The Text component is an operator component that allows users to extract and manipulate text from different sources. It can carry out the following tasks:
#Release Stage
Alpha
#Configuration
The component definition and tasks are defined in the definition.json and tasks.json files respectively.
#Supported Tasks
#Chunk Text
Chunk text with different strategies
Input | ID | Type | Description |
---|---|---|---|
Task ID (required) | task | string | TASK_CHUNK_TEXT |
Text (required) | text | string | Text to be chunked. |
Strategy (required) | strategy | object | Chunking strategy. |
Input Objects in Chunk Text
Strategy
Chunking strategy.
Field | Field ID | Type | Note |
---|---|---|---|
Setting | setting | object | Chunk Setting. |
The setting
Object
Setting
setting
must fulfill one of the following schemas:
Token
Language models have a token limit. You should not exceed the token limit. When you split your text into chunks it is therefore a good idea to count the number of tokens. There are many tokenizers. When you count tokens in your text you should use the same tokenizer as used in the language model.
Field | Field ID | Type | Note |
---|---|---|---|
Allowed Special Tokens | allowed-special | array | A list of special tokens that are allowed within chunks. |
Chunk Method | chunk-method | string | Must be "Token" |
Chunk Overlap | chunk-overlap | integer | Determines the number of tokens that overlap between consecutive chunks. |
Chunk Size | chunk-size | integer | Specifies the maximum size of each chunk in terms of the number of tokens. |
Disallowed Special Tokens | disallowed-special | array | A list of special tokens that should not appear within chunks. |
Model | model-name | string | The name of the model used for tokenization. Enum values
|
Recursive
This text splitter is the recommended one for generic text. It is parameterized by a list of characters. It tries to split on them in order until the chunks are small enough. The default list is ["\n\n", "\n", "", ""]. This has the effect of trying to keep all paragraphs (and then sentences, and then words) together as long as possible, as those would generically seem to be the strongest semantically related pieces of text.

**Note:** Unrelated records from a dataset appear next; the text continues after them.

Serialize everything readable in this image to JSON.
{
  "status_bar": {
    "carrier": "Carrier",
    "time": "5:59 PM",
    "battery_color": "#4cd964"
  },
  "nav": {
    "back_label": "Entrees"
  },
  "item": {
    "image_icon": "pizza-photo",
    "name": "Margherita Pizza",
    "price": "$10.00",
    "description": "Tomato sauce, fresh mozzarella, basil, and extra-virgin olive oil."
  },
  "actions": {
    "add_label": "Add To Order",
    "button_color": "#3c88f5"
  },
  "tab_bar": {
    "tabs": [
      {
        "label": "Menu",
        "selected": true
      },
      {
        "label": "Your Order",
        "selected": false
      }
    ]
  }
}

Field | Field ID | Type | Note |
---|---|---|---|
Chunk Method | chunk-method | string | Must be "Recursive" |
Chunk Overlap | chunk-overlap | integer | Determines the number of tokens that overlap between consecutive chunks. |
Chunk Size | chunk-size | integer | Specifies the maximum size of each chunk in terms of the number of tokens. |
Keep Separator | keep-separator | boolean | A flag indicating whether to keep the separator characters at the beginning or end of chunks. |
Model | model-name | string | The name of the model used for tokenization. Enum values
|
Separators | separators | array | A list of strings representing the separators used to split the text. |
Markdown
This text splitter is specially designed for Markdown format.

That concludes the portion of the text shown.